Find comprehensive information on Ureteropelvic Junction Obstruction follow-up care. This resource covers clinical documentation requirements, medical coding guidelines for UPJ obstruction, post-operative care, imaging follow-up protocols, and long-term management strategies for UPJ obstruction. Learn about appropriate healthcare follow-up visits, diagnosis codes, and best practices for monitoring and managing UPJ obstruction in patients.
Also known as
Hydronephrosis
Dilation of the kidney due to urine buildup.
Congenital malformations of kidney
Birth defects affecting kidney structure.
Other specified disorders of kidney/ureter
Includes other kidney and ureter conditions not elsewhere classified.
Follow this step-by-step guide to choose the correct ICD-10 code.
Is the patient encountering any signs/symptoms related to UPJ obstruction?
When to use each related code
| Description |
|---|
| UPJ Obstruction Follow-up |
| Hydronephrosis |
| Ureteral Stricture |
Coding lacks laterality (right, left, bilateral) leading to claim denials and inaccurate data. CDI can query for clarification.
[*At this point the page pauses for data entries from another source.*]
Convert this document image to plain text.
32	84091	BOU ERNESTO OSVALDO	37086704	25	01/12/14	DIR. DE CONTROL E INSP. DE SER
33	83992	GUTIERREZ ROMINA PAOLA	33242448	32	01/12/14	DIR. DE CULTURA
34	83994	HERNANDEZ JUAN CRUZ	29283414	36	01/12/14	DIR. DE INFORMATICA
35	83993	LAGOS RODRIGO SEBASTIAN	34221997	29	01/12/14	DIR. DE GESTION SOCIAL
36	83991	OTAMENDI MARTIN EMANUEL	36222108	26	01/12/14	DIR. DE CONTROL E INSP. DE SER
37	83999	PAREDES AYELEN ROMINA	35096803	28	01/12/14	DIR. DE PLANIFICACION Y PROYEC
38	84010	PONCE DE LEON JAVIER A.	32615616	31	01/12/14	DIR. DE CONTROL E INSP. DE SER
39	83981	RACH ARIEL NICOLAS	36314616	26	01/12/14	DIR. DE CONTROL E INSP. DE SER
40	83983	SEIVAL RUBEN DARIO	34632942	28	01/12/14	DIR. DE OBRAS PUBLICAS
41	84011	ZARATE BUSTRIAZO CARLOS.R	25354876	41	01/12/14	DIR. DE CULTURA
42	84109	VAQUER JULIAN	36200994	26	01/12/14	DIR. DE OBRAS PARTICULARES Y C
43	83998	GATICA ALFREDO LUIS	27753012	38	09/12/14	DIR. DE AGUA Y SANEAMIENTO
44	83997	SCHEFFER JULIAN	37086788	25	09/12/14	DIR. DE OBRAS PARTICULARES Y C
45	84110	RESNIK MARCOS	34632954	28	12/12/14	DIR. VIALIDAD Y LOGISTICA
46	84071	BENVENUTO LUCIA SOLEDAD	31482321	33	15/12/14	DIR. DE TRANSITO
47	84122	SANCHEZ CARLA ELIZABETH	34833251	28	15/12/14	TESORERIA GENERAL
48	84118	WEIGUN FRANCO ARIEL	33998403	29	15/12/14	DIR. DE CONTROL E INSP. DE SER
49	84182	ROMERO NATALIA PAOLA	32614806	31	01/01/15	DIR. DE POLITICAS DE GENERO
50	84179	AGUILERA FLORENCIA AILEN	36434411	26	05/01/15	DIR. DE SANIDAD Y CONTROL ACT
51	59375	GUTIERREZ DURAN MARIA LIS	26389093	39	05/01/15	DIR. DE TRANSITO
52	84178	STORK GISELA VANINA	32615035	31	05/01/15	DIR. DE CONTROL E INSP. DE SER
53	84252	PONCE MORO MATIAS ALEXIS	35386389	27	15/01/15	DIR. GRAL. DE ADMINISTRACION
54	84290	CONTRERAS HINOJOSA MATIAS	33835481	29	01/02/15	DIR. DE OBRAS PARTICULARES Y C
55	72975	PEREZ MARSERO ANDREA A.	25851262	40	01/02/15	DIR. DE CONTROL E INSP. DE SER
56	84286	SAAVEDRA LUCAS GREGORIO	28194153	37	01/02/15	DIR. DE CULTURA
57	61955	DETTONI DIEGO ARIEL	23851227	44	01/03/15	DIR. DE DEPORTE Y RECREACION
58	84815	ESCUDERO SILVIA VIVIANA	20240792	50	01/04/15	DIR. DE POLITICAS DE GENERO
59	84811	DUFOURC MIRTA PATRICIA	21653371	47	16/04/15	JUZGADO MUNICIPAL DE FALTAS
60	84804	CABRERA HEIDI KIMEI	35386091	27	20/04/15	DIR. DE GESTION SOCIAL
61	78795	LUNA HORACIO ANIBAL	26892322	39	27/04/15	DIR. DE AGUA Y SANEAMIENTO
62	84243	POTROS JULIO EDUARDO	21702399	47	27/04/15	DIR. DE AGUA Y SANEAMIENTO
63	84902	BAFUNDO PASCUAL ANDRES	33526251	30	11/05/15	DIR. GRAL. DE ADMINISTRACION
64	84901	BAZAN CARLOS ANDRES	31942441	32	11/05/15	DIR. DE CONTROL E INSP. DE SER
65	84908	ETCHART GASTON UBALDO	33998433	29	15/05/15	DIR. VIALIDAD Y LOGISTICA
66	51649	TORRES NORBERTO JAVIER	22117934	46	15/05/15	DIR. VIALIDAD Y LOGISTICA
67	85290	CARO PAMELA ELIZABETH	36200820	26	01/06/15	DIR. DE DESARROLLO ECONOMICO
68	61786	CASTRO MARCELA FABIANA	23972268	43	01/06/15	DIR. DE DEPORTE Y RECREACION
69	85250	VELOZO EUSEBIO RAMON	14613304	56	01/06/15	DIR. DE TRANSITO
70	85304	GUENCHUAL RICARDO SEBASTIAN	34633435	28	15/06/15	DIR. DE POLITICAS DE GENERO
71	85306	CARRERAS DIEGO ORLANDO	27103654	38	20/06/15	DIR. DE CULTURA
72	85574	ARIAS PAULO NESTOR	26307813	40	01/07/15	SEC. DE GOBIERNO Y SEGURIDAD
Miscoding obstruction as stricture or vice versa impacts data integrity and reimbursement. CDI should review documentation.
Follow-up codes may require specifying post-surgical status. Omitting this detail causes coding errors and compliance risks.
Patient presents for follow-up of known ureteropelvic junction obstruction (UPJO). The patient reports (state current symptoms, e.g., flank pain, hematuria, recurrent urinary tract infections, or asymptomatic). Review of systems is notable for (pertinent positives and negatives related to genitourinary and gastrointestinal systems). Physical examination reveals (relevant findings such as palpable flank mass, costovertebral angle tenderness, or normal abdominal examination). Previous imaging studies including (specify modality, e.g., renal ultrasound, CT urogram, MAG3 scan) demonstrated (describe prior findings, e.g., hydronephrosis, caliectasis, delayed drainage). Current laboratory values including serum creatinine and urinalysis are (report and interpret results). Assessment: Ureteropelvic junction obstruction, (specify laterality, e.g., right, left, bilateral), (specify severity, e.g., mild, moderate, severe) with (mention complications if any, e.g., impaired renal function, recurrent infections). Plan: Discussed treatment options including (conservative management, pyeloplasty, endopyelotomy) based on symptom severity, renal function, and patient preference. Patient to (follow up with repeat imaging, proceed with surgical intervention, continue conservative management with monitoring). Patient education provided regarding potential complications, expected outcomes, and follow-up care. Follow-up scheduled in ( timeframe).